Charcot-Marie-Tooth disease (CMT) is a hereditary peripheral neuropathy resulting from demyelination and axon degeneration. Many cases of axon degeneration are caused by mutations in Mitofusin-2 (Mfn2), which is one of two dynamin-like proteins on the surface of mitochondria. Mitofusins primarily mediate mitochondrial outer membrane fusion, but Mfn2 can also promote association between ER and mitochondria in mitochondria associated membranes (the MAM). It is observed in spots that colocalize with the mitochondrial fission dynamin Drp1 and it was proposed to affect axonal transport of mitochondria, raising the possibility that CMT is caused by defects in one of these other functions of Mfn2. Preliminary data show that Mfn2 promotes constriction of mitochondria in Drp1?/? cells and fission in Drp1-Mfn1 DKO cells when treated with the fungal toxin PXA that causes the release of calcium from the mitochondrial matrix. Calcium release and the ability to constrict mitochondria was linked to Mfn2-mediated regulation of NCLX (a Ca/Na exchanger in the mitochondrial inner membrane). It is hypothesized that PXA activates NCLX and that Mfn2 is required for this activity. It is also hypothesized that NCLX-mediated calcium release causes mitochondrial constriction and that the effects of Mfn2 on mitochondrial fission are linked to axonal transport, a process that could be disrupted in CMT patients. These hypotheses will be tested by investigating three aims.

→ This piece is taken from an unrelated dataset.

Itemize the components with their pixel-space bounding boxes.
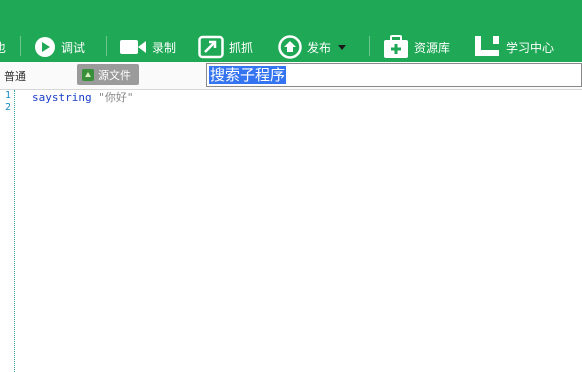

Aim 1. Investigate connections between PXA, NCLX, and Mfn2. These studies will include comprehensive tests whether PXA triggers calcium release from mitochondria by activating NCLX and investigates of the control of NCLX by Mfn2.

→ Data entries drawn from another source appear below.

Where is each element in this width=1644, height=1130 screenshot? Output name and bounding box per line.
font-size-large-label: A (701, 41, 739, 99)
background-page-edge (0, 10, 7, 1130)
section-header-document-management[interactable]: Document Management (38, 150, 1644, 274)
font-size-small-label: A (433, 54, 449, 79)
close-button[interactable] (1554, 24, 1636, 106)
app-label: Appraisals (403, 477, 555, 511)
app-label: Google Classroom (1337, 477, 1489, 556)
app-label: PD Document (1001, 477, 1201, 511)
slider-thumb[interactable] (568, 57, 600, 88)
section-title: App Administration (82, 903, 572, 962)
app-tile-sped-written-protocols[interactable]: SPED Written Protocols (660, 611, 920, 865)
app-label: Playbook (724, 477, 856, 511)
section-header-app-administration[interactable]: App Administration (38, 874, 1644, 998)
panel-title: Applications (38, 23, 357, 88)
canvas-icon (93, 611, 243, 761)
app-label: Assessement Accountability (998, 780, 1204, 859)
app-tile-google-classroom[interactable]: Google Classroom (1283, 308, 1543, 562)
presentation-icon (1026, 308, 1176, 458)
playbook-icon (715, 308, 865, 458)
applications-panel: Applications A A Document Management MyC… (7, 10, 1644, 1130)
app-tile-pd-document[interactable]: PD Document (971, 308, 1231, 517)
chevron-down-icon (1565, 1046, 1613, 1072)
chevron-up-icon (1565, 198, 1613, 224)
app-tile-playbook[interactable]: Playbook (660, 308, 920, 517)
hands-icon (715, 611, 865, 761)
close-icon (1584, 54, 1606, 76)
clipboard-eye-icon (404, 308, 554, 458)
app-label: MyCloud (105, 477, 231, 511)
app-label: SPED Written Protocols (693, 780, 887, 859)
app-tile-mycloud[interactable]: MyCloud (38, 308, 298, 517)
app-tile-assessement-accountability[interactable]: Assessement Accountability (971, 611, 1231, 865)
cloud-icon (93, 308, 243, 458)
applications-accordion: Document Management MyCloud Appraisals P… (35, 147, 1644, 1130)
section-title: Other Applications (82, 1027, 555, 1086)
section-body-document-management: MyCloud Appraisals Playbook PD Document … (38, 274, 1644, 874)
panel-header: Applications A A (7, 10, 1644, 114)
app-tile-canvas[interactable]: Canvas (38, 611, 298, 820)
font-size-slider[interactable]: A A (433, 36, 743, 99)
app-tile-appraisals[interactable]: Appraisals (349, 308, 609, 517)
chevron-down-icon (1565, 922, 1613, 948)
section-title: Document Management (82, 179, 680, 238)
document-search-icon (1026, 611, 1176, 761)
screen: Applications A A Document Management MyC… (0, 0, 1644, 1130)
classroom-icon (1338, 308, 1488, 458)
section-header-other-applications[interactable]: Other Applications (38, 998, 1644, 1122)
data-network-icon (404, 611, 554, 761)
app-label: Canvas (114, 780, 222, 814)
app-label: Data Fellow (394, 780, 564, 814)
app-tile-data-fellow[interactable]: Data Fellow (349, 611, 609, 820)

Aim 2. Investigate connections between Mfn2 and mitochondrial fission. Effects of Mfn2 and NCLX on mitochondrial fission will be tested with knockout cell lines and transfections of fission and fusion protein constructs followed by analyses with a range of imaging techniques.
Aim 3. Investigate the physiological consequences of Mfn2 and NCLX contributions to fission. Effects on mitochondrial transport proteins will be examined with kymographs of axonal processes in cultured neurons and zebrafish. Alternative functions, such effects on metabolism and a role in mitophagy, will also be considered. Together, these experiments will help establish NCLX as the target of PXA, assess the newly proposed role of Mfn2 in mitochondrial fission, and test possible downstream effects on transport or mitophagy. These experiments may therefore reveal a novel function for Mfn2 and shed new light on the underlying causes of CMT. Possible downstream effects of fission on axonal transport will change the understanding of the underlying causes of CMT and may suggest novel treatment strategies.

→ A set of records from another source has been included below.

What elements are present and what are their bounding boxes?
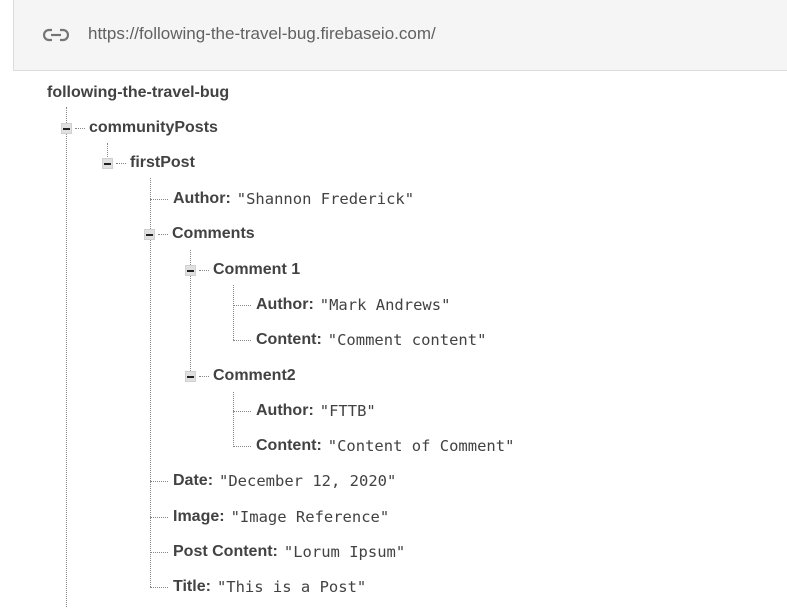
tree-node-comment-1[interactable]: Comment 1 [185,258,300,282]
tree-branch [233,304,251,306]
tree-leaf-comment2-content[interactable]: Content: "Content of Comment" [233,434,514,458]
key-colon: : [308,296,314,313]
node-key: Comment 1 [213,261,301,278]
tree-node-comment2[interactable]: Comment2 [185,364,296,388]
node-key: Author [256,402,309,419]
database-viewer: https://following-the-travel-bug.firebas… [0,0,787,609]
node-key: Image [173,508,220,525]
key-colon: : [205,578,211,595]
tree-branch [150,586,168,588]
tree-node-comments[interactable]: Comments [144,222,255,246]
key-colon: : [207,472,214,489]
node-key: Author [256,296,309,313]
tree-branch [116,162,126,164]
key-colon: : [225,190,231,207]
data-tree: following-the-travel-bug communityPosts … [0,0,787,609]
node-value[interactable]: "Image Reference" [231,508,390,526]
collapse-icon[interactable] [144,228,155,240]
tree-leaf-comment2-author[interactable]: Author: "FTTB" [233,399,376,423]
tree-branch [150,480,168,482]
node-key: Post Content [173,543,273,560]
node-key: Comments [172,225,255,242]
collapse-icon[interactable] [61,122,72,134]
node-key: Comment2 [213,367,296,384]
node-key: communityPosts [89,119,218,136]
node-key: Author [173,190,226,207]
tree-leaf-comment1-content[interactable]: Content: "Comment content" [233,328,486,352]
key-colon: : [272,543,278,560]
key-colon: : [219,508,225,525]
tree-leaf-comment1-author[interactable]: Author: "Mark Andrews" [233,293,450,317]
tree-branch [233,410,251,412]
key-colon: : [308,402,314,419]
tree-branch [150,551,168,553]
tree-node-communityposts[interactable]: communityPosts [61,116,218,140]
collapse-icon[interactable] [185,370,196,382]
node-key: Date [173,472,208,489]
node-key: Content [256,331,317,348]
node-value[interactable]: "FTTB" [320,402,376,420]
node-key: Title [173,578,206,595]
tree-branch [233,445,251,447]
tree-root[interactable]: following-the-travel-bug [47,84,229,102]
tree-connector [66,107,67,607]
node-value[interactable]: "Mark Andrews" [320,296,451,314]
tree-branch [158,233,168,235]
key-colon: : [316,437,322,454]
tree-branch [75,127,85,129]
node-value[interactable]: "Lorum Ipsum" [284,543,405,561]
tree-branch [150,198,168,200]
tree-branch [150,516,168,518]
tree-branch [199,269,209,271]
node-key: firstPost [130,154,195,171]
node-value[interactable]: "Shannon Frederick" [237,190,414,208]
tree-branch [199,375,209,377]
tree-leaf-author[interactable]: Author: "Shannon Frederick" [150,187,414,211]
tree-node-firstpost[interactable]: firstPost [102,151,195,175]
key-colon: : [316,331,322,348]
node-value[interactable]: "Content of Comment" [328,437,515,455]
node-value[interactable]: "Comment content" [328,331,487,349]
tree-leaf-post-content[interactable]: Post Content: "Lorum Ipsum" [150,540,405,564]
tree-leaf-image[interactable]: Image: "Image Reference" [150,505,389,529]
node-key: Content [256,437,317,454]
tree-leaf-date[interactable]: Date: "December 12, 2020" [150,469,396,493]
collapse-icon[interactable] [185,264,196,276]
tree-leaf-title[interactable]: Title: "This is a Post" [150,575,366,599]
node-value[interactable]: "This is a Post" [217,578,366,596]
collapse-icon[interactable] [102,157,113,169]
tree-branch [233,339,251,341]
node-value[interactable]: "December 12, 2020" [219,472,396,490]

Charcot-Marie-Tooth disease (CMT) is a hereditary neuropathy caused by gene mutations that lead to demyelination and axon degeneration of peripheral neurons. This proposal follows through on data suggesting that mutations in one of the CMT genes called Mfn2 affects mitochondrial fission and axonal transport in unexpected ways. A successful outcome of this project can provide new insight into the underlying causes of the disease and it may point the way towards developing novel treatment strategies.